Recently, I took a birthday trip to New York City — my first visit to the Big Apple in nearly ten years. This time around, I finally had a chance to visit the Manhattan neighborhood of Chelsea. And I discovered that it’s a place filled with interesting contrasts, thanks to its gritty industrial heritage and creative modern art scene.
Chelsea is home to a few tourist attractions, including more than 200 galleries. But it also feels like an authentic New York neighborhood, offering several off-the-beaten-path gems. Here are five suggestions for experiencing everything this unique district has to offer:
1. Take a walk in an urban park.
I really enjoyed strolling along the High Line, a trail along an old elevated rail line. The landscaped walkway begins at Gansevoort Street in the Meatpacking District and runs nearly a mile and a half north through Chelsea to 34th street. Along the way, you’ll find gardens, art installations and scenic views. It’s also easy to hop on and off while you’re exploring the surrounding neighborhood.
The park especially shines in the spring, summer and fall, when blooming flowers and colorful foliage put on a show. But when I visited, the bare trees and wintry weather seemed to match the mood of the trail’s historic industrial surroundings. It made me appreciate how cool the High Line truly is — transforming something old and outdated into a one-of-a-kind new community space.
2. Brunch your heart out.
No NYC weekend is complete without brunch, so I snagged a table at Fonda, a contemporary Mexican restaurant on 9th Avenue at 21st Street. The décor was colorful and comfortable, the music was lively and the service was attentive. From my seat by the window, I enjoyed people watching while I dug into Latin-inspired breakfast cuisine.
I ordered a tasty scrambled egg dish with Chihuahua cheese, while my brunch buddy was a huge fan of the chili-marinated chicken sandwich. And since it was my birthday, I opted for dessert — specifically, a delicious brioche and banana pudding with guava sauce. So good, you won’t even mind going for another stroll on the High Line just to walk off those calories.
If you’re a fan of brunch libations, you can also order a frozen rosalita, margarita, mimosa, Bloody Mary or beer. Or take advantage of the brunch special that includes an entrée and free refills of the aforementioned beverages for an hour and a half. Just don’t forget to make a reservation!
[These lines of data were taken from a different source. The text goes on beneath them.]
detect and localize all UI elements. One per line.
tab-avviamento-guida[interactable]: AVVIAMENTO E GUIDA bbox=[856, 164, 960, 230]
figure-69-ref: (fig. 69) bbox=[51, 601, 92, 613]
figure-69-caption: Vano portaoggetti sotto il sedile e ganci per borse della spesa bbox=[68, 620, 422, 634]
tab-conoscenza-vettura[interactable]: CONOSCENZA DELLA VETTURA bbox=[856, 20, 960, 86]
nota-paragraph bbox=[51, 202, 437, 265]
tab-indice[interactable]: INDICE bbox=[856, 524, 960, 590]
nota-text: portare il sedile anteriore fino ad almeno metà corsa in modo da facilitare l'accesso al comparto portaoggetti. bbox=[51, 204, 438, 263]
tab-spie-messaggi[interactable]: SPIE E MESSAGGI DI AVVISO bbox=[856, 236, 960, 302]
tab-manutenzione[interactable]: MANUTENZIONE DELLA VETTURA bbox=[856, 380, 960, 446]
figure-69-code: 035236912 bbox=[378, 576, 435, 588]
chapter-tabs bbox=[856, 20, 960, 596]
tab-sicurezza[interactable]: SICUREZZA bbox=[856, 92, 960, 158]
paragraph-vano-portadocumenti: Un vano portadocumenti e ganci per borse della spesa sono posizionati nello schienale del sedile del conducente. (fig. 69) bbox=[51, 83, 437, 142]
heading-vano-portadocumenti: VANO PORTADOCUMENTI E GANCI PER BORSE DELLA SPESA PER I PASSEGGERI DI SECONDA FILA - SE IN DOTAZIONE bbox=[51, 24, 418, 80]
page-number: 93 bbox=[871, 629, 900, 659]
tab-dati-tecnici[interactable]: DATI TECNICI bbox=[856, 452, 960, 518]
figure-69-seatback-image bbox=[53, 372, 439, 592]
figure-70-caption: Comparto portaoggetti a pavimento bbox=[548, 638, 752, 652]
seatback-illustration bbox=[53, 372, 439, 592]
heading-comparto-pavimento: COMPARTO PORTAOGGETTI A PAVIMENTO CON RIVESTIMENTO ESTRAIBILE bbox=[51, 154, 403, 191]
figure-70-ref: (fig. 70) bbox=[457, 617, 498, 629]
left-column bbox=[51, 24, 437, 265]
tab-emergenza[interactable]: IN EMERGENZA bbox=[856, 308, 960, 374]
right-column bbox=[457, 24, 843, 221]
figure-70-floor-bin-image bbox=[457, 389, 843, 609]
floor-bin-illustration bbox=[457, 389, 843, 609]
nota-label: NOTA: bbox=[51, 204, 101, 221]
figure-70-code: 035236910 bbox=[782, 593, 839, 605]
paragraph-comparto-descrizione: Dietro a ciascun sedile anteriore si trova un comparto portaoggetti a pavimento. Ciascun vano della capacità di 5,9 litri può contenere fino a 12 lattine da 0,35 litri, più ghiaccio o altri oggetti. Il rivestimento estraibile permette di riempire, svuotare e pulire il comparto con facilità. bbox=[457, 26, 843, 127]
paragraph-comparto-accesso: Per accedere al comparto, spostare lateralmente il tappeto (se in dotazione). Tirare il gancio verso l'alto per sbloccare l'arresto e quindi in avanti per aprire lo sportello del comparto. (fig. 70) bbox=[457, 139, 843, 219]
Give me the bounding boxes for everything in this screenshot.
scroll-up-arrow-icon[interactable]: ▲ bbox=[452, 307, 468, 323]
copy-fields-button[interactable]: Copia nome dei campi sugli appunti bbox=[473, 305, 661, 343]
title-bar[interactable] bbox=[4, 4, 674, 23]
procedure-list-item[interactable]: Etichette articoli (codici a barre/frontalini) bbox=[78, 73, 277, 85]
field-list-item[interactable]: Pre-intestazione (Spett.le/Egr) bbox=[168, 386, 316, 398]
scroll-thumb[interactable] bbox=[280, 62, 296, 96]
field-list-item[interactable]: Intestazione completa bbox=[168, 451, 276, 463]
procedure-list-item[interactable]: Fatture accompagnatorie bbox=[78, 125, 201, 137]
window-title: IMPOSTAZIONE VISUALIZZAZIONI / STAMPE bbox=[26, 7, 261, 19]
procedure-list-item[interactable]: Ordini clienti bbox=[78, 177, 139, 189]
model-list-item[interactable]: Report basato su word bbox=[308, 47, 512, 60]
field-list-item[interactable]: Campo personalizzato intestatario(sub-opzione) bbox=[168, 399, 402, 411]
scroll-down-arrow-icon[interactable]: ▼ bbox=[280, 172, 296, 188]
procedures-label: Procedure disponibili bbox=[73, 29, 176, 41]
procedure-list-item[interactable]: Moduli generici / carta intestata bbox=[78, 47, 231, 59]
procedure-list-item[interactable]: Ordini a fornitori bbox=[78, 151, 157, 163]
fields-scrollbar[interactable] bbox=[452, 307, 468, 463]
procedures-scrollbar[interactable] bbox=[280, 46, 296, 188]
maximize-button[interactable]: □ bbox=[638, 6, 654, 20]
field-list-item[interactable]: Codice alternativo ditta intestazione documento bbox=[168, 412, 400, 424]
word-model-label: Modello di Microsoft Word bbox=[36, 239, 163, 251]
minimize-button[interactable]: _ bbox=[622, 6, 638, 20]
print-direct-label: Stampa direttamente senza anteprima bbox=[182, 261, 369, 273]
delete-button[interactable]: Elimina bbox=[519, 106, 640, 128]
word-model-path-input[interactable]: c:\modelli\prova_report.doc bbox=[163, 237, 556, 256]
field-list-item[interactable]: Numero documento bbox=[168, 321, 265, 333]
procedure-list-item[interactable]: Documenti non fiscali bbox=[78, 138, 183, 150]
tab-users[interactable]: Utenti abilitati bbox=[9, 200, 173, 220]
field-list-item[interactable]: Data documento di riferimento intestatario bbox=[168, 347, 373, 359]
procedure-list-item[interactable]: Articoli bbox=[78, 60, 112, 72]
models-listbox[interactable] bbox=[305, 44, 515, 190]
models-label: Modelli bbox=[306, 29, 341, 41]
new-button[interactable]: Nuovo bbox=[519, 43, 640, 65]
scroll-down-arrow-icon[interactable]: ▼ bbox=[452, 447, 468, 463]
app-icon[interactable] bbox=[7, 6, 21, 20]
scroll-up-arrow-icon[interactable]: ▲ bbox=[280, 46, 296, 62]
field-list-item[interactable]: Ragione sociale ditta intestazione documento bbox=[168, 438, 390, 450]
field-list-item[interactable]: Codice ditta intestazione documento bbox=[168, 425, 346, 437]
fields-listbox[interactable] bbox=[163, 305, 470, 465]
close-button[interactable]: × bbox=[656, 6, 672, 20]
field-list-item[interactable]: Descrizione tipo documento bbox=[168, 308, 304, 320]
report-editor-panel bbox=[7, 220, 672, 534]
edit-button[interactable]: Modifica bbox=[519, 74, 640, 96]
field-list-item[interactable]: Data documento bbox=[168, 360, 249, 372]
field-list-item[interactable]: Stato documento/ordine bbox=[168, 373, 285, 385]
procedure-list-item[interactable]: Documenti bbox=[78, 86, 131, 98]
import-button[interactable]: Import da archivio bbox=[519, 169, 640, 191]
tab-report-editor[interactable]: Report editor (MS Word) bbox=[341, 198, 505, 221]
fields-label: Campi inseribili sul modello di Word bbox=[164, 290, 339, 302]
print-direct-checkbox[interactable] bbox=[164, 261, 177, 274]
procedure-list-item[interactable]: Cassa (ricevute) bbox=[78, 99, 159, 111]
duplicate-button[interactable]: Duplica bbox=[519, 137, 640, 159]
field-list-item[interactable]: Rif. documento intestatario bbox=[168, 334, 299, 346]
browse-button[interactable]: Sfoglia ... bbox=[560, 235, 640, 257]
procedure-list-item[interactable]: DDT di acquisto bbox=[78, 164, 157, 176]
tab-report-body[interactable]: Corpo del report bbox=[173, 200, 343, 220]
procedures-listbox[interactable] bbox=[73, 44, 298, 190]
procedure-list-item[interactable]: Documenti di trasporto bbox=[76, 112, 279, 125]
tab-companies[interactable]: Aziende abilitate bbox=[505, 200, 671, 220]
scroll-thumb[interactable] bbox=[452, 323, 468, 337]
3. Experience foodie heaven.
Chelsea Market is an indoor food hall and shopping complex by the High Line, between 15th and 16th streets. The market’s biggest selling point is its massive array of culinary options, from crepes to sushi to chocolates.
I was a bit overwhelmed by all the choices, so I ended up just wandering around and sampling a few different treats. The heavenly brownies at Fat Witch hit the spot, but my top discovery was the halva at Seed + Mill. This Middle-Eastern delicacy is made from tahini and sugar, and at this particular vendor, it’s gluten-free and kosher. I tried the ginger halva and it was delightful – light, sweet and soft. Think fudge, but fluffier. If I hadn’t planned to trek around the neighborhood the rest of the day, I would have bought an entire block of it.
Go hungry — and go in the afternoon or evening for the best selection. Lots of merchants don’t open till lunchtime.
4. Explore the world of fashion.
Take a break from perusing contemporary galleries and delve into a different kind of art: fashion. The Museum at the Fashion Institute of Technology features rotating exhibits that give guests a fascinating glimpse into diverse history of clothing design. Even better, admission is free!
When I visited, the museum was hosting an exhibition called Black Fashion Designers. The collection showcased work from designers from the 1950s to the present. I enjoyed learning more about each artist’s inspiration and challenges as I admired pieces like the CD Greene-designed Swarovski-crystal mini-dress worn in concert by Tina Turner, and a Laura Smalls shift worn by Michelle Obama.
Signage and videos provide context to the exhibit, but you can also download an audio tour on your phone.
5. Savor a New York-style bagel.
Stuffing my face with fresh baked goods was near the top of my NYC to-do list. So I couldn’t resist heading to Murray’s Bagels on 8th Avenue near 22nd Street. This charmingly no-frills bagel shop serves up fresh, hand-rolled, kettle-boiled bagels. In my opinion, they’re the perfect balance between crispy and chewy — although the employees will toast your bagel if you ask them to (don’t do it!).
I decided to try their traditional sandwich: Nova Scotia smoked salmon, cream cheese, tomatoes, red onions and capers on an “everything” bagel. It’s an iconic combo of ingredients for a reason; all the flavors blended together to create a filling, satisfying, savory lunch. The shop also serves La Colombe coffee — and I was grateful to warm up with a hot cup of joe before venturing out into the chilly weather for more Chelsea adventures.